Jazz Summers: 'Le vendite sono calate, gli stipendi dei discografici no'

Jazz Summers: 'Le vendite sono calate, gli stipendi dei discografici no'

Autore di un'autobiografia uscita il settembre scorso ("Big life", Quartet Books), Jazz Summers è uno dei personaggi più coloriti, chiacchierati e leggendari del music business britannico. "E' capace di far piangere uomini adulti e di fargliela fare addosso. Ma essenzialmente è un uomo gentile con un gran cuore e una grande capacità di amare: semplicemente, non fatelo incazzare", ha detto di lui Gary Ligthbody degli Snow Patrol (nella foto) , uno dei suoi affezionati clienti. Manager degli Wham!  e di George Michael  con la società Big Life Management da lui fondata negli anni '80 assieme a Simon Napier-Bell, e poi di Boy George, dei Verve, di Lisa Stansfield, di Yazz (con cui è stato sposato), di Badly Drawn Boy, dei Klaxons, degli Scissor Sisters e degli emergenti London Grammar, ha idee precise di cosa dovrebbe cambiare nel music business e soprattutto all'interno delle major discografiche.

"Si tratta di dare una grossa svolta alla mentalità, di adottare un nuovo paradigma", ha spiegato nel corso di una lunga, divertente e interessante intervista concessa a Tim Ingham di Music Week. "Da qualunque parte la si guardi, gli artisti non sono davvero mai stati in partnership con le major. Mai. Nelle case discografiche ci sono ottime persone, gente che lavora sodo e che si prende davvero cura di loro. Ma la filosofia di una casa discografica consiste nel possedere i copyright e nello sfruttarli. La royalty dell'artista viene trattata alla stregua di una spesa: come un salario, l'affitto dell'ufficio o un volo aereo in prima classe". Come comportamento virtuoso e alternativo Summers cita l'esempio di Daniel Miller, il fondatore della Mute "che è riuscito a mantenere uno dei gruppi più importanti del mondo (i Depeche Mode) sulla sua piccola etichetta praticamente per tutta la carriera. Sai perché?

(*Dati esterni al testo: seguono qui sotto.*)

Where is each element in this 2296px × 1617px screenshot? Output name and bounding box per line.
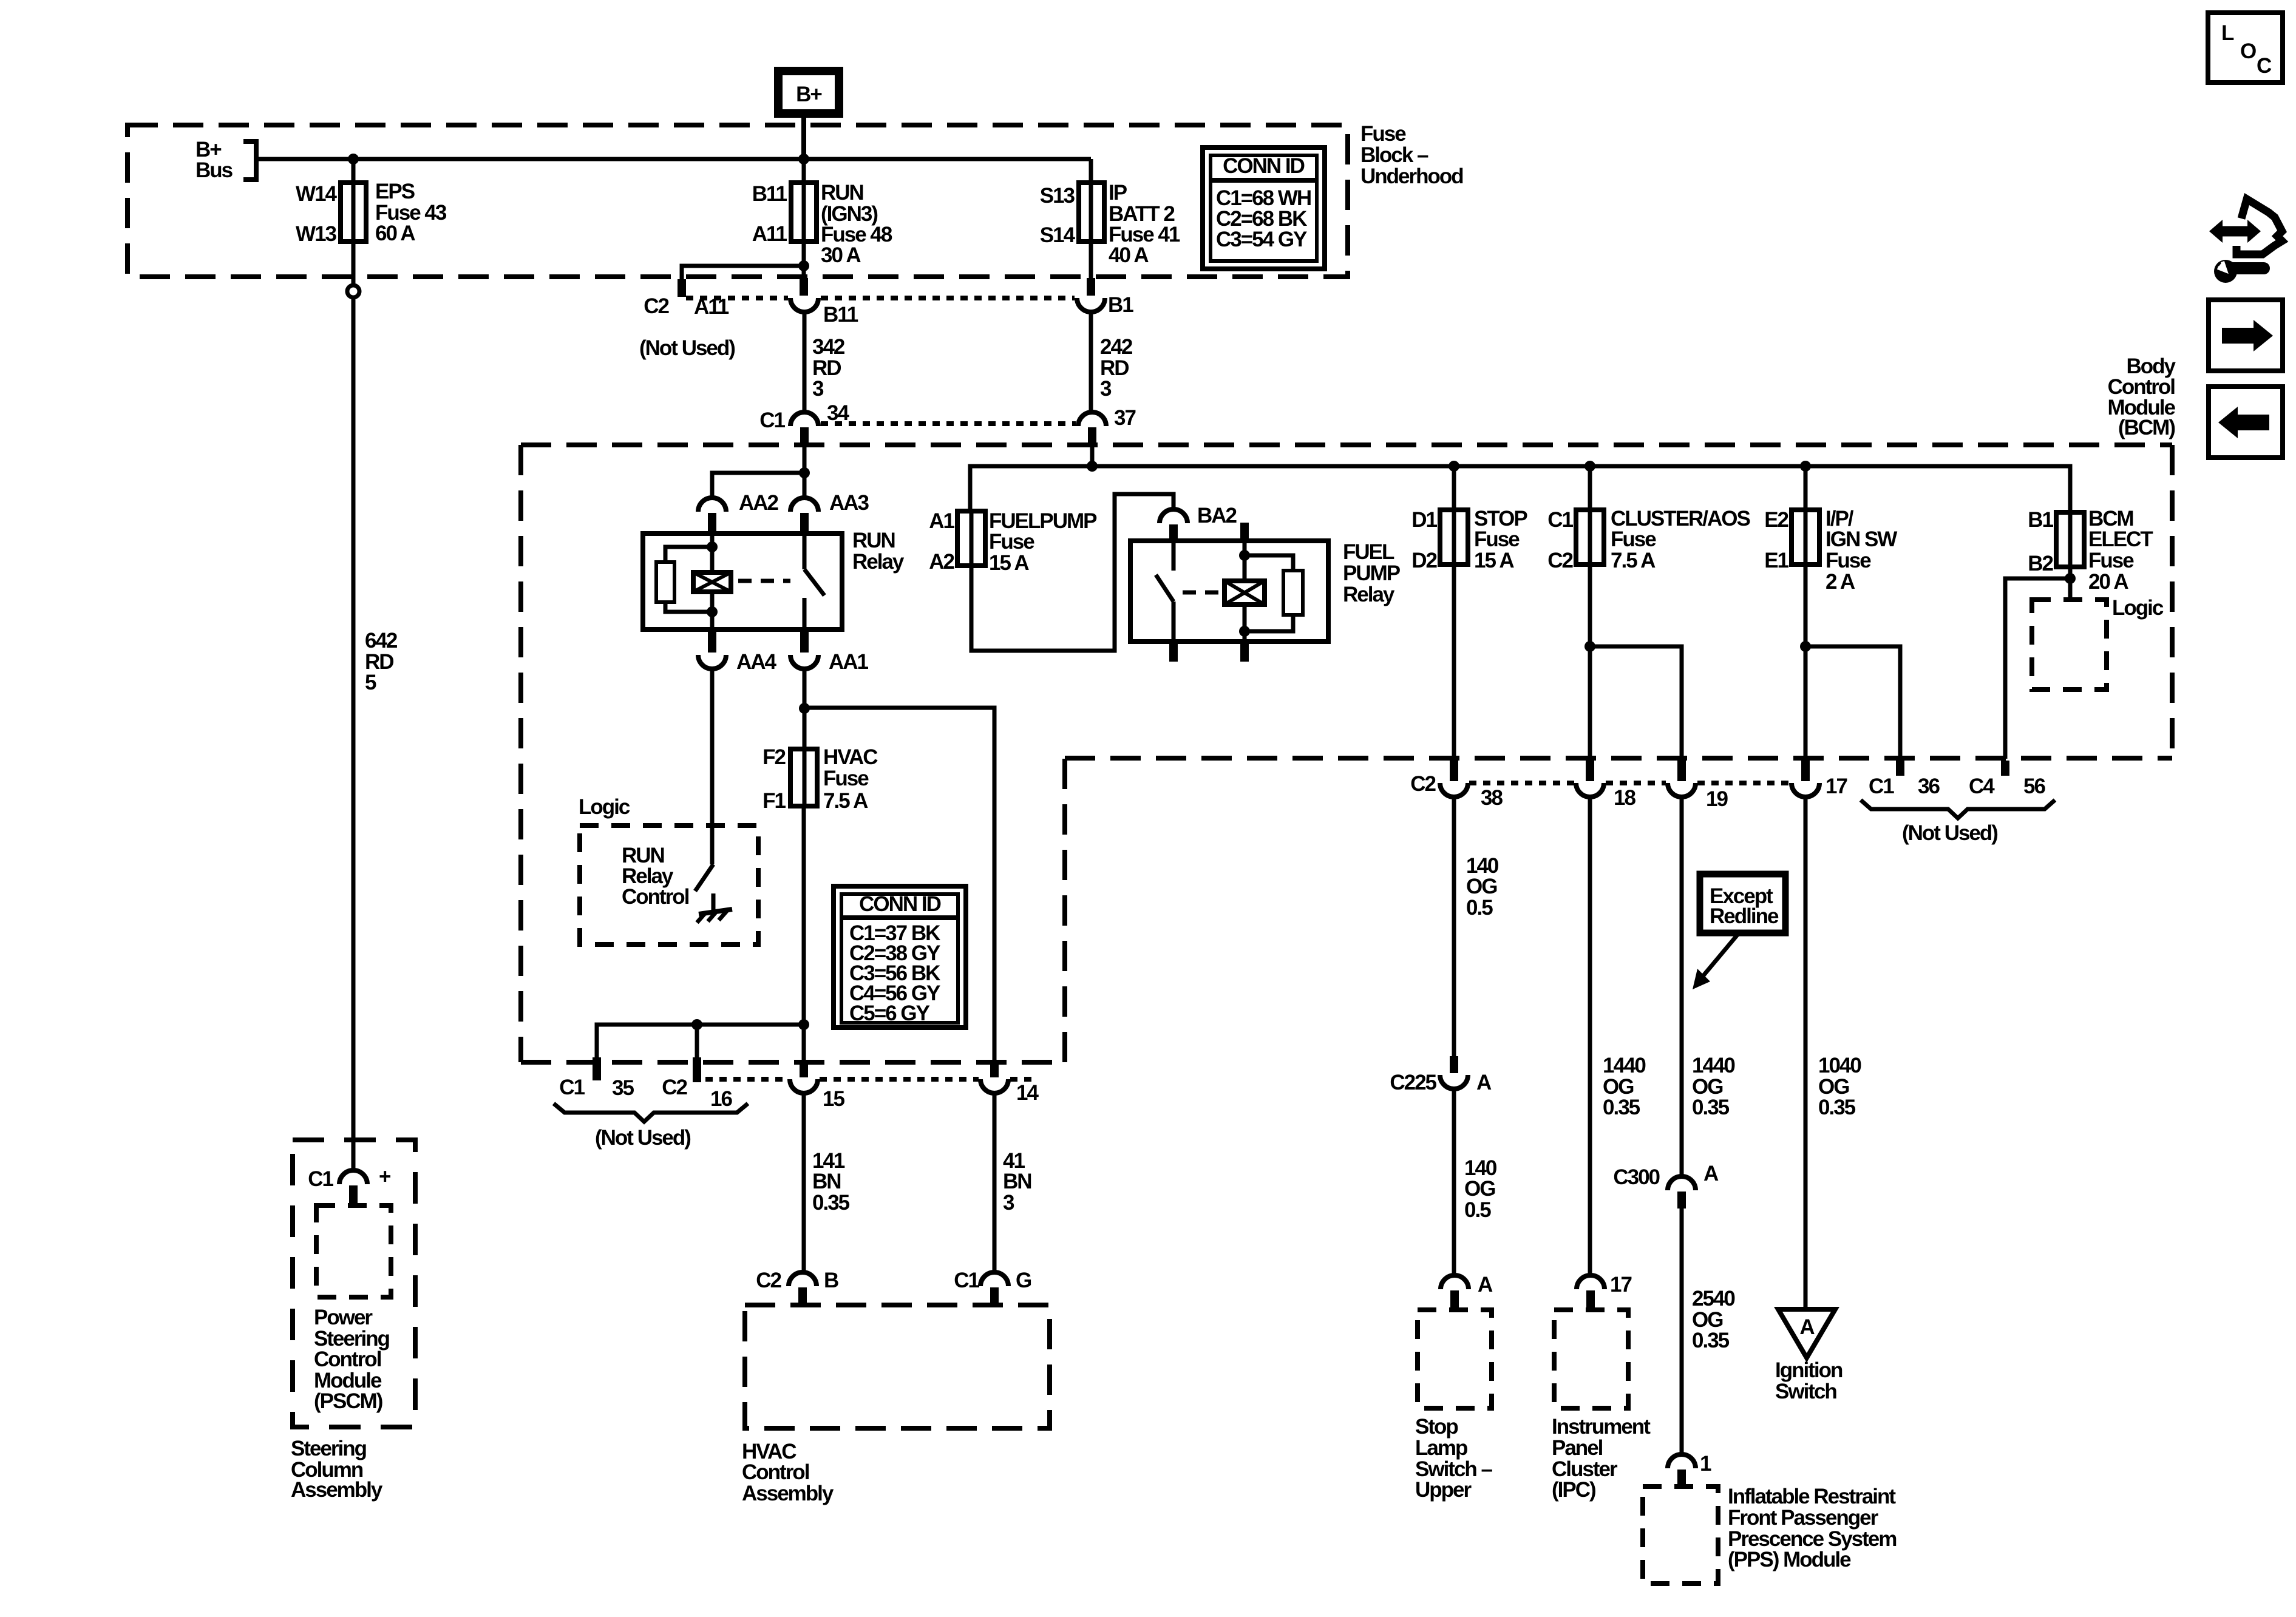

Perché, tanto per cominciare, ha fatto con loro un contratto 50/50, che poi è diventato 60/40 e 70/30. E' stato incredibilmente equo con loro, lasciandogli il completo controllo".

Lo scafato e risoluto manager inglese ritiene dunque che "un artista possa anche rinunciare per contratto ai suoi copyright per un certo numero di anni, ma non per sempre", e punta il dito sulla scarsa equità degli accordi a "360 gradi" con cui oggi le major pretendono di incassare una quota dei ricavi anche sulla musica live, sulle apparizioni tv o su qualunque loro altra attività professionale. "La royalty media per un artista, in quei contratti, è del 20 %", osserva. "Anni fa ti dicevano: ecco il 20 %, ma dobbiamo dedurre un 25 % per il packaging. In altre parole, ti davano il 15 %. Oggi, sul digitale, è il 15 % secco senza deduzioni per il packaging, ma con quei soldi l'artista deve pagarsi il produttore, tre punti percentuali che riducono la quota al 12 %. Poi, all'estero, il tuo contratto ti dice che non sei al 15 ma al 13 %. Cosicché in quasi tutti i Paesi del mondo guadagni effettivamente il 10 o l'11 %. Su quello devi pagare le spese di registrazione, più qualunque anticipo le etichette ti versino per poter vivere, l'appoggio ai tour, metà dei costi di produzione dei video... e poi devi anche pagare il manager. Ma il peggio è che alla fine, dopo che hai pagato 50 mila volte il tuo album, non possiedi ancora le tue registrazioni".

"E' palesemente ingiusto", sostiene Summers riflettendo poi su quanto sta succedendo nel campo dello streaming e del download dove è in corso un'aspra battaglia tra le case discografiche che vogliono applicarvi le royalty tradizionali, e gli artisti che rivendicano il 50 % trattandosi a loro modo di vedere di una licenza ex novo. "La case discografiche", dice, "trattengono dallo streaming il 40 % in più di quel che dovrebbero, ti fanno lo stesso contratto di merda di sempre e a volte vogliono anche più soldi da qualunque altra cosa tu faccia. Il motivo? Fatti la domanda: le vendite di dischi sono calate anno dopo anno, ma cosa è successo agli stipendi dei dirigenti? La risposta la sai da te".